O grupo publicou um outro estudo recentemente, este na revista The Lancet Oncology, sobre o peso do cancro entre os adolescentes e jovens adultos – uma faixa etária entre os 15 e os 39 anos pouco avaliada. Esse foi um dos motivos pelo qual o consórcio decidiu avançar com este trabalho, que estimou em termos mundiais uma incidência de 1,2 milhões de casos de cancro nesta faixa etária e 396 mil mortes. A carga da doença em anos perdidos de vida saudável foi de 23,5 milhões. “Quando comparado com outras doenças em adolescentes e jovens adultos, o cancro foi a quarta causa de morte”, refere o artigo The global burden of adolescent and young adult cancer in 2019: An analysis of the Global Burden of Disease Study 2019.

É nos países com menores condições socioeconómicas que a carga da doença e a mortalidade é maior. A diferença é exposta também pelo peso que determinados tipos de cancros assumem. No cancro do colo do útero, a carga da doença aumenta à medida que as condições sociodemográficas diminuem, ao passo que os tumores do sistema nervoso central e cerebrais têm maior carga nos países mais desenvolvidos quando comparados com os outros.

“O grande objectivo deste estudo é criar esta consciência em todos os países”, afirma João Conde, enfatizando o “impacto que o acesso a cuidados de saúde e a exames têm num diagnóstico mais atempado” e no resultado do tratamento da doença. Outra das chamadas de atenção do artigo vai para a necessidade, em termos mundiais, de existirem estudos sobre os cancros mais frequentes nesta faixa etária.

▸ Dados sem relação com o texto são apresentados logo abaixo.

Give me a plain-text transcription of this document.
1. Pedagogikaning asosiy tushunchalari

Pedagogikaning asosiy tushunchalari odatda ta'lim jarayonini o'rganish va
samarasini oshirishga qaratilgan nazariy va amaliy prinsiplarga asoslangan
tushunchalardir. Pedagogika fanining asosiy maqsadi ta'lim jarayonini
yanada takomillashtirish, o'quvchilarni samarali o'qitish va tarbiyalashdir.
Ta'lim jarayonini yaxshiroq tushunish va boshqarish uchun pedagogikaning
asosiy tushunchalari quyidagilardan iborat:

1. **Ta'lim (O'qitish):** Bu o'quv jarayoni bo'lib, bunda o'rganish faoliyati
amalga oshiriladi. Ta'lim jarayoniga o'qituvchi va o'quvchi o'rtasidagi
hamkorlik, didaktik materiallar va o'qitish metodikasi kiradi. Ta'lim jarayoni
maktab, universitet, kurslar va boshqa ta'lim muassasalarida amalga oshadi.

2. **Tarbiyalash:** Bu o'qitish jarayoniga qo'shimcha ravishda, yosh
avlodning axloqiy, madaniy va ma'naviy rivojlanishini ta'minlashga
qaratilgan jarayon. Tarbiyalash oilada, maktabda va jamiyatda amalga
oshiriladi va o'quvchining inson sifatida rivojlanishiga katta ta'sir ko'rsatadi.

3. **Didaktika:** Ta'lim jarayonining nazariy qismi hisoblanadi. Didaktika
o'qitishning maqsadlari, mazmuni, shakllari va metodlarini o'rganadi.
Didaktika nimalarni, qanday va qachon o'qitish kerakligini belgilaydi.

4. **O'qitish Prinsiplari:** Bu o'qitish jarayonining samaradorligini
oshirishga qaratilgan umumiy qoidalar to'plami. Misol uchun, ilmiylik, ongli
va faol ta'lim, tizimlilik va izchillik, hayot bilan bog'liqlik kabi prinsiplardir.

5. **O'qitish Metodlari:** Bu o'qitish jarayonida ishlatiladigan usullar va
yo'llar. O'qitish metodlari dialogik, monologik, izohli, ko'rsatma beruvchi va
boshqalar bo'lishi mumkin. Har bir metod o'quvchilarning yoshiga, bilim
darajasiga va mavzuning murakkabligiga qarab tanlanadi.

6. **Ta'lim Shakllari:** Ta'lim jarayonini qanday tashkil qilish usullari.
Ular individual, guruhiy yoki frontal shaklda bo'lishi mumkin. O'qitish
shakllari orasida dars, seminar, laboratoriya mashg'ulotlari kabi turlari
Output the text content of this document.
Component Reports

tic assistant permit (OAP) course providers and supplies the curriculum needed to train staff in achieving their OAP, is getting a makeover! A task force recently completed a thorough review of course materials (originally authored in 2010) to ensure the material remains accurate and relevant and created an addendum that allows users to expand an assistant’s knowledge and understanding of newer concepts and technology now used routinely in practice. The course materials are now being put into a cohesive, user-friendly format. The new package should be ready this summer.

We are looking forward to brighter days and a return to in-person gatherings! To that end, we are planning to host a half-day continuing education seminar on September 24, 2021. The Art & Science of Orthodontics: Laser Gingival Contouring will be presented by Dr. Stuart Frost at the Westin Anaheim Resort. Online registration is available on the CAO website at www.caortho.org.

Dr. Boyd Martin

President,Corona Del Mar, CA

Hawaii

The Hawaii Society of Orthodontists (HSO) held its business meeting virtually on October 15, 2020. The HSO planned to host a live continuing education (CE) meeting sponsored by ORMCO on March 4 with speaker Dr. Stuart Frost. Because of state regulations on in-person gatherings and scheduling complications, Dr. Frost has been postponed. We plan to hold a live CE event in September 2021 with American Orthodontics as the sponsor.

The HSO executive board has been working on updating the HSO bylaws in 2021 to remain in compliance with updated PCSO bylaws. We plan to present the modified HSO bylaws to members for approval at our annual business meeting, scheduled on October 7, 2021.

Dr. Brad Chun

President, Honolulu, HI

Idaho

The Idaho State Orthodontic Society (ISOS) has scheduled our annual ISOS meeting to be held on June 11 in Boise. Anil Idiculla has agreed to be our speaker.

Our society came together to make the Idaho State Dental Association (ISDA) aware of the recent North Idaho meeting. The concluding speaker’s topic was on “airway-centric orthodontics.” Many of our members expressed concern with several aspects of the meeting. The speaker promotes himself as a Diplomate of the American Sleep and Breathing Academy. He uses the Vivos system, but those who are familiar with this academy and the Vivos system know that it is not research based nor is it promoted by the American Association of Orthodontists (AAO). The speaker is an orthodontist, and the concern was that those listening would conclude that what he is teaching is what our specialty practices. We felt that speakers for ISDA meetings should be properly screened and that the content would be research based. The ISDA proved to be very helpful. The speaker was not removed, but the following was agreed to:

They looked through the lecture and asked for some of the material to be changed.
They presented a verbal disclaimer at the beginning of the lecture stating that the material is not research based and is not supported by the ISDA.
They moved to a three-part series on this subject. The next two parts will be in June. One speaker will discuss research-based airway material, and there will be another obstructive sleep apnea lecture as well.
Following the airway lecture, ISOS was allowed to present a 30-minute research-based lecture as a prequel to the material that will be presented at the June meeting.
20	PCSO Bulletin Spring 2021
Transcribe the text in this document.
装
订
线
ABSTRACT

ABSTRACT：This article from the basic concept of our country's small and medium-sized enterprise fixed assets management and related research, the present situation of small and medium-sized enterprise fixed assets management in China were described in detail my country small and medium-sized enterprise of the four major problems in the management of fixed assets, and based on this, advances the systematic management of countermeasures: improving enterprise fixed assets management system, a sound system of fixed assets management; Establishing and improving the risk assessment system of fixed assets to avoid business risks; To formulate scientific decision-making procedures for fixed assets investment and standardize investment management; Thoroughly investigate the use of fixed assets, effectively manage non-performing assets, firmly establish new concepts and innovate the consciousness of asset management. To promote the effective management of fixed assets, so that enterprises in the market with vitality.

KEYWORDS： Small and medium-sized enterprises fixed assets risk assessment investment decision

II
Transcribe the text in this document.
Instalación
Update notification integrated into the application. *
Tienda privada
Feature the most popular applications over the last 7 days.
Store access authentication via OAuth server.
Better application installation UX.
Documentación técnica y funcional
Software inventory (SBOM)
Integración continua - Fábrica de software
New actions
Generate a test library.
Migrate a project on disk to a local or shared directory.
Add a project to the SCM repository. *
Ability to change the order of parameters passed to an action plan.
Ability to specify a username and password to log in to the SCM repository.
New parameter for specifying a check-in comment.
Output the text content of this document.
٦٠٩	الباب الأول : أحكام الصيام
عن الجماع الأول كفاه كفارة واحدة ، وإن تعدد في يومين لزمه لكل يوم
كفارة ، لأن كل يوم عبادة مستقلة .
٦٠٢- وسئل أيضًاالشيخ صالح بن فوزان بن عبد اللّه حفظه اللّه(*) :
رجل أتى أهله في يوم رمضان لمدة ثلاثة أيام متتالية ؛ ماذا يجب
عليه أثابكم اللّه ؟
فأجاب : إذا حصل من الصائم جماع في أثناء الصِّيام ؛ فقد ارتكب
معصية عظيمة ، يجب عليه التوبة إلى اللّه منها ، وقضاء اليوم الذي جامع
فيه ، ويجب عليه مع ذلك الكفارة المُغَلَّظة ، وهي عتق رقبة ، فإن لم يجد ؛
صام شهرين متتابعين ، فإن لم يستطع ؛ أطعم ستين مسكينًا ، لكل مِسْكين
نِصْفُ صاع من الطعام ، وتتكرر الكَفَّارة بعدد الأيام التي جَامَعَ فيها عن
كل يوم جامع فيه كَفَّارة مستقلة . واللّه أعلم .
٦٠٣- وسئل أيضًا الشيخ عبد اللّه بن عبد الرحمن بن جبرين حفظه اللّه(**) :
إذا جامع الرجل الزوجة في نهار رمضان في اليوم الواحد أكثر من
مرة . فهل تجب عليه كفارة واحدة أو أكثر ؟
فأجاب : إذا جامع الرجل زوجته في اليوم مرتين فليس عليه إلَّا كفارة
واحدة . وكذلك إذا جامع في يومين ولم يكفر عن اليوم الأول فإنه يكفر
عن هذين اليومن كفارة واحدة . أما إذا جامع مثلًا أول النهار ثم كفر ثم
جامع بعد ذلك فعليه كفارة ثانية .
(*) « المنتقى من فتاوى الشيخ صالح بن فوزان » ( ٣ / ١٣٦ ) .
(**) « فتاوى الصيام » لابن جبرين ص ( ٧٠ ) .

Em Portugal, registaram-se 323 mortes e 96 mil casos de cancro entre os 15 e os 39 anos em 2019. Embora o estudo não faça esta comparação, o investigador refere que, em 2010, o país contabilizou 466 mortos e 113 mil casos na mesma faixa etária, o que mostra uma melhoria. “Pode ter que ver com a maior sensibilização e intercomunicação entre médicos pediatras e médicos dos adultos. Isto é uma chamada de atenção para a importância de melhorar e supervisionar os tratamentos e a sobrevida de pacientes jovens e é um desafio, visto que os seus cuidados primários ficam entre o de pacientes pediátricos e outros pacientes adultos. Nisso também pode estar a diferença entre os sistemas de saúde”, refere João Conde. Este é outro dos alertas que o estudo deixa aos vários países.